Selfpublishing / Tredition (März 2024)
Paperback, 400 Seiten, 20,00 EUR
ISBN: 978-3384427373
Genre: historische Urban Fantasy / Science Fantasy
Klappentext
Ende der 1920er-Jahre ist der Physikerin Nike Wehner eine bahnbrechende Entdeckung geglückt: Durch die Vereinigung von Naturwissenschaft und Kunst ist es möglich, Magie zu wirken. Diese neuentdeckte Wechselwirkung erfordert keine angeborene Begabung, sondern ist erlernbar – in Berlin hat ein Wettrennen um die Herrschaft über die Magie begonnen.

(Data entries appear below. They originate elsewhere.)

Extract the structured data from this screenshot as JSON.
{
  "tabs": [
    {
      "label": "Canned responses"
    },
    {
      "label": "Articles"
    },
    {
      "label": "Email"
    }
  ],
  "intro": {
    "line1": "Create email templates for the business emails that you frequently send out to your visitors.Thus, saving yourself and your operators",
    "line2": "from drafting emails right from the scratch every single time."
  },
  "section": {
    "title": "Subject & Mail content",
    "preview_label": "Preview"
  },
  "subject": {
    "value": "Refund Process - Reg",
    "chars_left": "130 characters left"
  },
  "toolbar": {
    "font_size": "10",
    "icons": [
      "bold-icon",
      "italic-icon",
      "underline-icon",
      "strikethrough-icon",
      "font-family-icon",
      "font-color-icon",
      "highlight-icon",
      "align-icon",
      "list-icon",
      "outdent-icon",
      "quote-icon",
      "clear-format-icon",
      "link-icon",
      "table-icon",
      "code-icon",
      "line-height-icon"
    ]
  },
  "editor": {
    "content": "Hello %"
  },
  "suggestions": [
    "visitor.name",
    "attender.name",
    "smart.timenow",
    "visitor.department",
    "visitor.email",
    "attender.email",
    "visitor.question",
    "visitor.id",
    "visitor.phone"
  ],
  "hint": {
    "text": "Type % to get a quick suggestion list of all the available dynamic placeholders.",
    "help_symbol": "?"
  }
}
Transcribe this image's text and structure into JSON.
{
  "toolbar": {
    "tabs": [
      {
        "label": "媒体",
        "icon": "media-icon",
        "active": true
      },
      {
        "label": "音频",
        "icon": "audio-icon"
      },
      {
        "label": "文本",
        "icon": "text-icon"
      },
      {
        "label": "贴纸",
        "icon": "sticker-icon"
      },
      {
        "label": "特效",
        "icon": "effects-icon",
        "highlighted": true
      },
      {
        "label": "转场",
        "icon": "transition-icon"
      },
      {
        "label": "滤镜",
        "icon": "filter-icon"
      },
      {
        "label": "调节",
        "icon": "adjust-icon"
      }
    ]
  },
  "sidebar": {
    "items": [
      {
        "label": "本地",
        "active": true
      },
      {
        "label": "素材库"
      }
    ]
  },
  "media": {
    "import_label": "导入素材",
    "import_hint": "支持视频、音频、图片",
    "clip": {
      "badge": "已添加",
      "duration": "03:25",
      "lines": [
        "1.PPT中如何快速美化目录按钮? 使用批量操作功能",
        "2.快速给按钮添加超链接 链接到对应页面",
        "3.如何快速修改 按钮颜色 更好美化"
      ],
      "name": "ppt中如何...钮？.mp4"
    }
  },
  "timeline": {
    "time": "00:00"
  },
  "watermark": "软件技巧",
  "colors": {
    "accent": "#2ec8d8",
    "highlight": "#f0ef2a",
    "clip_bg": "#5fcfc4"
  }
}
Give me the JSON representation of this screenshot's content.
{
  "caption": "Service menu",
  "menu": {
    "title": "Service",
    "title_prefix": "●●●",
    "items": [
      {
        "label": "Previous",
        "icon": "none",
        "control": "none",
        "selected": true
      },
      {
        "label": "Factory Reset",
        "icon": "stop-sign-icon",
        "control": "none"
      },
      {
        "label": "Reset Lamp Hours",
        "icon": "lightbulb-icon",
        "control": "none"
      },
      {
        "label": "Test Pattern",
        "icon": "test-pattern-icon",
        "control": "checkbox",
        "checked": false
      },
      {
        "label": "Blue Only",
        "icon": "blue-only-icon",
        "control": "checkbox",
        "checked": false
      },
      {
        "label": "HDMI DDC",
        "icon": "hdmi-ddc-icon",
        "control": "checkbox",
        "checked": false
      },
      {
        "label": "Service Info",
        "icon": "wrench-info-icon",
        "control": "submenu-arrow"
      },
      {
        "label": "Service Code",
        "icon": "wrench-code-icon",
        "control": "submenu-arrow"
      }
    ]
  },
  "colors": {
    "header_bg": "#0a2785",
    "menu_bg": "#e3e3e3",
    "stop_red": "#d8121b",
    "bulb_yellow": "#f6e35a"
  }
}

1930 zeichnet sich ein Sieger ab: Während die Schwarzen Scharen, denen Nikes früherer Magiepartner Sandor Černý angehört, den Kampf um die Straße verliert, unterwandern die Nazis alles von Armenküchen bis hin zu Behörden und Infrastruktur mit Magie. Nike, die als Kriminalassistenz magische Verbrechen aufklärt, muss erkennen, dass die Polizei längst Teil des Problems ist. Was könnte ein Haufen desillusionierter Queers, Künstler, Jüdinnen und Anarchisten gegen eine solche Übermacht ausrichten?
Rezension
„Die Welt behauptete mit einem solch unwissenschaftlichen Starrsinn, dass es nur eine vorgesehene Art zu leben gab. Beinahe hätte sie es ihr abgekauft – selbst in einer Stadt wie dieser, wo sie hätte nur links und rechts schauen müssen, um zu erkennen, dass sie nicht die Erste und ganz gewiss nicht die Einzige war, deren Zahnrad nicht in diese Maschinerie passte …“ (Seite 40)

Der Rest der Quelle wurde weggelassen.